The little boy had no injuries and was returned to his family.
A young local boy was rescued by two bystanders and a National Sea Rescue Institute (NSRI) station commander after being swept out about 100m to sea by rip currents at Rocky Bay last Tuesday afternoon.
The NSRI Rocky Bay station received reports of a child in difficulty in the water and its station commander, Kevin Fourie, scanned the ocean but could not see anyone in distress.
Mr Fourie contacted Umdoni Municipal lifeguards at the main beach who also searched the ocean, but could not see the child.
They were shortly informed that the boy was in the process of drowning in front of the Rocky Bay caravan park which is not protected by lifeguards, and upon hearing this, rushed off to the scene in an inflatable rescue boat together with Scottburgh Umdoni Municipal lifeguards.

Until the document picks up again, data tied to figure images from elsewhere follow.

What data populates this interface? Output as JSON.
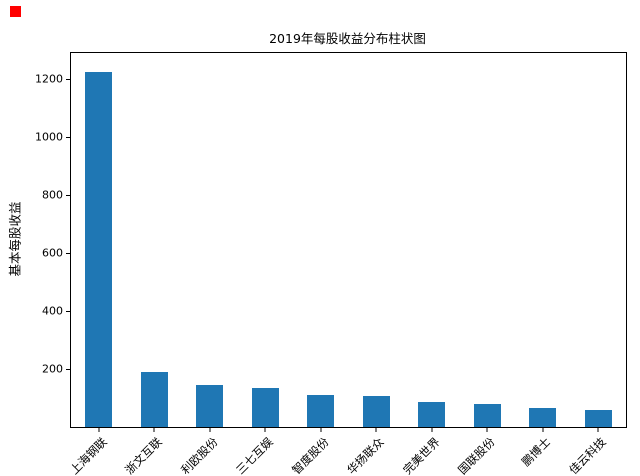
{
  "figure": {
    "marker_color": "#ff0000",
    "background": "#ffffff"
  },
  "chart_data": {
    "type": "bar",
    "title": "2019年每股收益分布柱状图",
    "xlabel": "",
    "ylabel": "基本每股收益",
    "categories": [
      "上海钢联",
      "浙文互联",
      "利欧股份",
      "三七互娱",
      "智度股份",
      "华扬联众",
      "完美世界",
      "国联股份",
      "鹏博士",
      "佳云科技"
    ],
    "values": [
      1225,
      190,
      145,
      135,
      112,
      107,
      85,
      78,
      67,
      58
    ],
    "yticks": [
      200,
      400,
      600,
      800,
      1000,
      1200
    ],
    "ylim": [
      0,
      1290
    ],
    "bar_color": "#1f77b4",
    "grid": false,
    "legend_position": "none",
    "x_tick_rotation_deg": 45
  }
}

When the team arrived at the scene, they discovered that two local men, Richard Gibson and Nick Bell, with the help of NSRI Durban station commander, Jonathan Kellerman, were able to use an NSRI pink rescue buoy and a bodyboard to save the child.

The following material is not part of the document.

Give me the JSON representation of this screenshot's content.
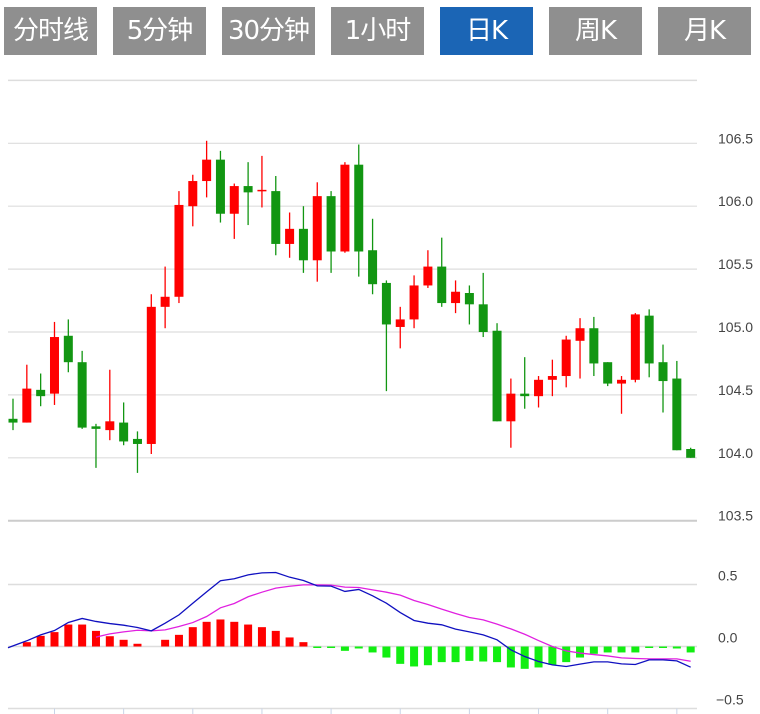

Rescuer Richard stated that without hesitation, he launched into the water and swam out towards the boy.
Before heading in, he asked his son to alert his friend Nick of what was going on.
Station commander Jonathan, who was at the beach with his family on holiday, soon realised what was happening, grabbed the rescue buoy and swam out to assist.
Nick followed behind him on a bodyboard.
In a combined effort and with the two floatation devices, the boy was brought to shore.
The NSRI commends all three men involved in the rescue and advises anyone who sees a person in difficulty to throw the pink rescue buoy to the casualty and alert the sea rescue emergency numbers that are displayed on the pink rescue buoy boards.
Pink rescue buoys are stationed around the country at beaches that are mostly unprotected by lifeguards.
Since the rescue buoys were introduced at beaches in 2017, NSRI has recorded 72 lives being saved by these floatation devices around the coastline.